This Quinoa Apple Salad is loaded with spinach, quinoa, crisp apples, pears, pistachios, and cranberries, all tossed in a fresh lemon-poppy seed vinaigrette. Healthy and delicious!
Prepare quinoa by rinsing it under cold water in a fine-mesh sieve. This removes the bitter saponin coating. Combine quinoa and water (or broth) in a small pot over high heat. Bring to a boil, add in a heaping 1/4 teaspoon salt, reduce heat to low, and cover the pot. Simmer 10–15 minutes or until the liquid is absorbed. Remove from heat, keep covered, and let stand 10–15 minutes. Fluff with a fork, then add 2–3 tablespoons of the prepared dressing (see next step). Toss and refrigerate to chill until at room temperature.
While quinoa is cooking, prepare the dressing. Combine 1/4 teaspoon lemon zest, 4 tablespoons lemon juice, onion powder, mustard, salt, and sugar in a small blender or food processor. Blend or pulse until completely smooth. Slowly pour in the oil and blend just until emulsified. Do not over-blend. Stir in poppy seeds, transfer to a jar with a lid, and chill in the fridge while preparing the other parts of the salad. Re-shake to combine before dressing the salad.
Remove large stems and coarsely chop the spinach (just a few coarse cuts through all the spinach). Add to a large bowl and toss with room-temperature quinoa.
Chop or thinly slice the apple and pear. Toss both fruits with lemon juice to keep from browning too quickly. Add to the spinach and quinoa.
Sprinkle pistachios and dried cranberries into the salad. This salad doesn’t sit well with the dressing, so only dress what will be enjoyed the same day. Drizzle with dressing (add to preference; store any leftover dressing in the fridge for up to 1 week). Gently toss to combine and enjoy.
Notes
Note 1: Add sugar gradually and to taste preference.

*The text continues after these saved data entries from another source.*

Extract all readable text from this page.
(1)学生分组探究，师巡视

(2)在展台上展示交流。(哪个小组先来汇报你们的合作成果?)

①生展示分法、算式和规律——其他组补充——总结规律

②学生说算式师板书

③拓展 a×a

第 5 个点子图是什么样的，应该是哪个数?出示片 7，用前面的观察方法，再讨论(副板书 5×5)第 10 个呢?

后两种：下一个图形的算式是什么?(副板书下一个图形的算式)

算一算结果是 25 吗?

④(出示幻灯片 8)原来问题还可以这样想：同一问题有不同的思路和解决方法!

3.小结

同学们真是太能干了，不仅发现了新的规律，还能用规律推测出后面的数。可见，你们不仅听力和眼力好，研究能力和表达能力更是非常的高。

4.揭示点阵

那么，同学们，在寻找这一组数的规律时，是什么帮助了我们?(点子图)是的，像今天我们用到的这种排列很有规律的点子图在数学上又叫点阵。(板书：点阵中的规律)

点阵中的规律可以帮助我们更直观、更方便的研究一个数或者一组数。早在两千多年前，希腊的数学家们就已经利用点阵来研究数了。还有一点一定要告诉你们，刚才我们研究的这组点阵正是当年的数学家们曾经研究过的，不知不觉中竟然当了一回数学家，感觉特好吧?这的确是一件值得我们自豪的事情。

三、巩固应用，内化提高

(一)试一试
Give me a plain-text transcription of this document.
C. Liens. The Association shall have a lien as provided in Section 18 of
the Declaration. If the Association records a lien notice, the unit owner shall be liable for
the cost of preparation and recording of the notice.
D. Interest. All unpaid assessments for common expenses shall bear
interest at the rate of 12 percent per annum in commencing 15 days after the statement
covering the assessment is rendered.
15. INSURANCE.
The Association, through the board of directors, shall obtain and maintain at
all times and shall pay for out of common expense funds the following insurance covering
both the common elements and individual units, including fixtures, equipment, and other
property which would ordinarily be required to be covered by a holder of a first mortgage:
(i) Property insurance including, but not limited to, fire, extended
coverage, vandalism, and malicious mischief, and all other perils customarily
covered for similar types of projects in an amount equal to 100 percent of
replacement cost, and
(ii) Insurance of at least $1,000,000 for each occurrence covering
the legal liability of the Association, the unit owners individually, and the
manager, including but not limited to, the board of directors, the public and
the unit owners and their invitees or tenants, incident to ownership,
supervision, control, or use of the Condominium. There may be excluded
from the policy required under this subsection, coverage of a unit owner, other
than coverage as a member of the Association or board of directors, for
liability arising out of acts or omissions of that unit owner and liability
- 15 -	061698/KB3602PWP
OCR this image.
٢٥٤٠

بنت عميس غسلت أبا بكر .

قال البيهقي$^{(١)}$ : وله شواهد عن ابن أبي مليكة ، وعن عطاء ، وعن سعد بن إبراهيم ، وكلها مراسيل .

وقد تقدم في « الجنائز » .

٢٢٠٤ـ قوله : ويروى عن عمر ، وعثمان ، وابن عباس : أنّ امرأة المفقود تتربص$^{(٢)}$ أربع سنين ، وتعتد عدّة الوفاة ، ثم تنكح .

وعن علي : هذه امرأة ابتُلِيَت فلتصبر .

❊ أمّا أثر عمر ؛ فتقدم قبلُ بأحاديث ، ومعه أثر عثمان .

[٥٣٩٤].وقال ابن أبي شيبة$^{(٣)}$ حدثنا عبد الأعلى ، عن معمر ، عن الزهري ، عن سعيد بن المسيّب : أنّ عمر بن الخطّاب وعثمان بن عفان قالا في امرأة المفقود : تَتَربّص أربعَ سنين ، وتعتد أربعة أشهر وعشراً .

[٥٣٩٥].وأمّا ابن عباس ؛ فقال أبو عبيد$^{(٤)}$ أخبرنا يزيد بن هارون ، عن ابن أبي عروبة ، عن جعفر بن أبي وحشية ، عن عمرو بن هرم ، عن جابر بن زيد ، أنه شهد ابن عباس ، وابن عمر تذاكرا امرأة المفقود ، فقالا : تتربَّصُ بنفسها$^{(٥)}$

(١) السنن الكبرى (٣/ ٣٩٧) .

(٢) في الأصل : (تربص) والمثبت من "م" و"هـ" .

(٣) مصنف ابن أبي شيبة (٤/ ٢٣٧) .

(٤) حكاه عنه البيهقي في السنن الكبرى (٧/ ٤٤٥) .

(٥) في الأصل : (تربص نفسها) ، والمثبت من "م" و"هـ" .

I prefer the dressing on the sweeter side to complement the savory taste of the quinoa and spinach.Storage: This salad doesn’t sit well once dressed, so only dress what will be enjoyed the same day. Store leftover salad and dressing separately. Apples and pears will brown if cut in advance. Leftover dressing keeps up to 1 week in the fridge.